Methods: Thirty-eight de novo, drug naïve PD patients underwent a first-line clinical assessment and a second-line multimodal assessment, including neuropsychological evaluation, (123)I-FP-CIT-SPECT and (18)F-FDG-PET, which were compared between PD patients with (PD + RBD+) and without (PD + RBD-) probable RBD.

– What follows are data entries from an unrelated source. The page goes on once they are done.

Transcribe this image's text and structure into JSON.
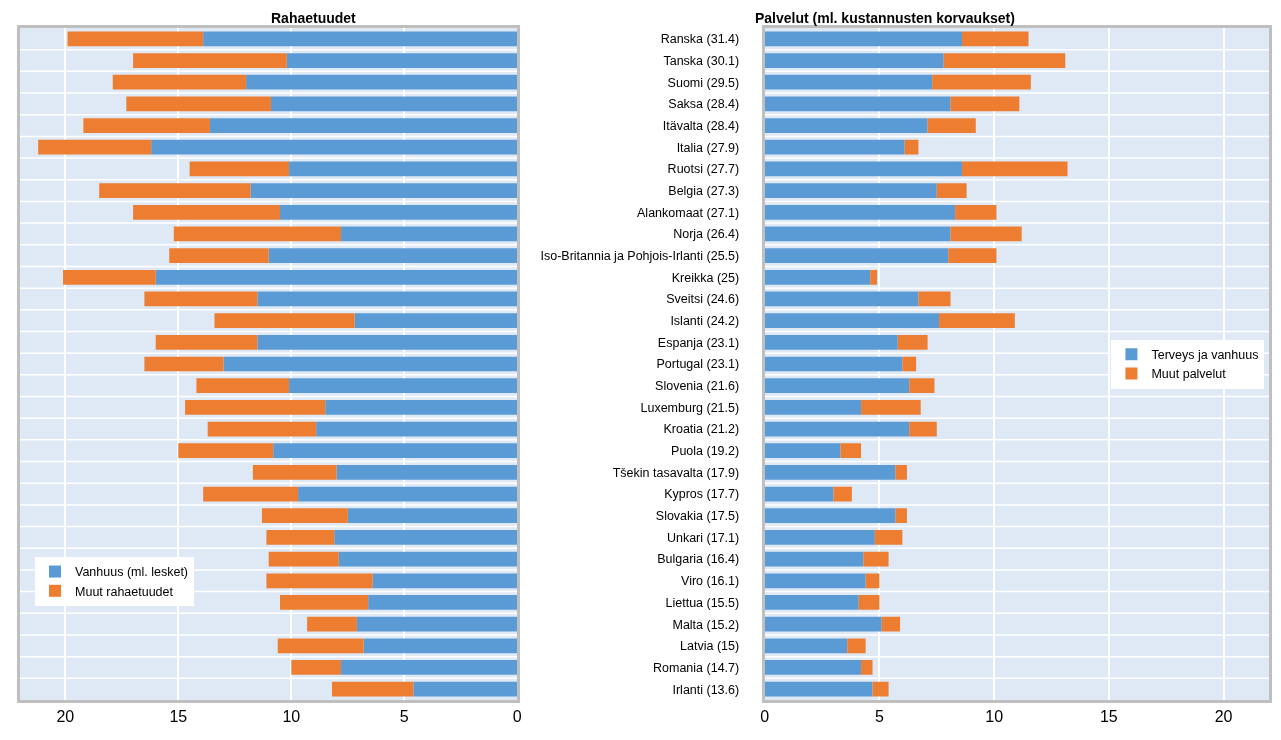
{
  "chart_data": [
    {
      "type": "bar",
      "title": "Rahaetuudet",
      "orientation": "horizontal",
      "stacked": true,
      "categories": [
        null,
        null,
        null,
        null,
        null,
        null,
        null,
        null,
        null,
        null,
        null,
        null,
        null,
        null,
        null,
        null,
        null,
        null,
        null,
        null,
        null,
        null,
        null,
        null,
        null,
        null,
        null,
        null,
        null,
        null,
        null
      ],
      "series": [
        {
          "name": "Vanhuus (ml. lesket)",
          "color": "#5b9bd5",
          "values": [
            13.9,
            10.2,
            12.0,
            10.9,
            13.6,
            16.2,
            10.1,
            11.8,
            10.5,
            7.8,
            11.0,
            16.0,
            11.5,
            7.2,
            11.5,
            13.0,
            10.1,
            8.5,
            8.9,
            10.8,
            8.0,
            9.7,
            7.5,
            8.1,
            7.9,
            6.4,
            6.6,
            7.1,
            6.8,
            7.8,
            4.6
          ]
        },
        {
          "name": "Muut rahaetuudet",
          "color": "#ed7d31",
          "values": [
            6.0,
            6.8,
            5.9,
            6.4,
            5.6,
            5.0,
            4.4,
            6.7,
            6.5,
            7.4,
            4.4,
            4.1,
            5.0,
            6.2,
            4.5,
            3.5,
            4.1,
            6.2,
            4.8,
            4.2,
            3.7,
            4.2,
            3.8,
            3.0,
            3.1,
            4.7,
            3.9,
            2.2,
            3.8,
            2.2,
            3.6
          ]
        }
      ],
      "xlim": [
        22,
        0
      ],
      "xticks": [
        20,
        15,
        10,
        5,
        0
      ],
      "grid": true,
      "legend": "bottom left"
    },
    {
      "type": "bar",
      "title": "Palvelut (ml. kustannusten korvaukset)",
      "orientation": "horizontal",
      "stacked": true,
      "categories": [
        "Ranska (31.4)",
        "Tanska (30.1)",
        "Suomi (29.5)",
        "Saksa (28.4)",
        "Itävalta (28.4)",
        "Italia (27.9)",
        "Ruotsi (27.7)",
        "Belgia (27.3)",
        "Alankomaat (27.1)",
        "Norja (26.4)",
        "Iso-Britannia ja Pohjois-Irlanti (25.5)",
        "Kreikka (25)",
        "Sveitsi (24.6)",
        "Islanti (24.2)",
        "Espanja (23.1)",
        "Portugal (23.1)",
        "Slovenia (21.6)",
        "Luxemburg (21.5)",
        "Kroatia (21.2)",
        "Puola (19.2)",
        "Tšekin tasavalta (17.9)",
        "Kypros (17.7)",
        "Slovakia (17.5)",
        "Unkari (17.1)",
        "Bulgaria (16.4)",
        "Viro (16.1)",
        "Liettua (15.5)",
        "Malta (15.2)",
        "Latvia (15)",
        "Romania (14.7)",
        "Irlanti (13.6)"
      ],
      "series": [
        {
          "name": "Terveys ja vanhuus",
          "color": "#5b9bd5",
          "values": [
            8.6,
            7.8,
            7.3,
            8.1,
            7.1,
            6.1,
            8.6,
            7.5,
            8.3,
            8.1,
            8.0,
            4.6,
            6.7,
            7.6,
            5.8,
            6.0,
            6.3,
            4.2,
            6.3,
            3.3,
            5.7,
            3.0,
            5.7,
            4.8,
            4.3,
            4.4,
            4.1,
            5.1,
            3.6,
            4.2,
            4.7
          ]
        },
        {
          "name": "Muut palvelut",
          "color": "#ed7d31",
          "values": [
            2.9,
            5.3,
            4.3,
            3.0,
            2.1,
            0.6,
            4.6,
            1.3,
            1.8,
            3.1,
            2.1,
            0.3,
            1.4,
            3.3,
            1.3,
            0.6,
            1.1,
            2.6,
            1.2,
            0.9,
            0.5,
            0.8,
            0.5,
            1.2,
            1.1,
            0.6,
            0.9,
            0.8,
            0.8,
            0.5,
            0.7
          ]
        }
      ],
      "xlim": [
        0,
        22
      ],
      "xticks": [
        0,
        5,
        10,
        15,
        20
      ],
      "grid": true,
      "legend": "right"
    }
  ]
}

Results: On first-line assessment, PD + RBD + patients had significantly more constipation (p = 0.02) and showed worse olfaction (p = 0.01) compared with PD + RBD-while the two groups were similar as for age, presence of orthostatic hypotension, UPDRS-III and MMSE scores. On second-line assessment, PD + RBD + patients showed a worse neuropsychological test profile, more severe nigro-striatal dopaminergic impairment, mainly at caudate level in the less affected hemisphere (p = 0.004) and impaired brain glucose metabolism, with relative hypometabolism in posterior cortical regions and relative hypermetabolism mainly in anterior regions of the more affected hemisphere (p = 0.015).
Conclusions: PD patients with probable RBD are likely to have a more severe neuropsychological and functional brain-imaging phenotype already at the time of diagnosis.
Keywords: (123)I-FP-CIT-SPECT; (18)F-FDG-PET; Cognitive; PD; RBD.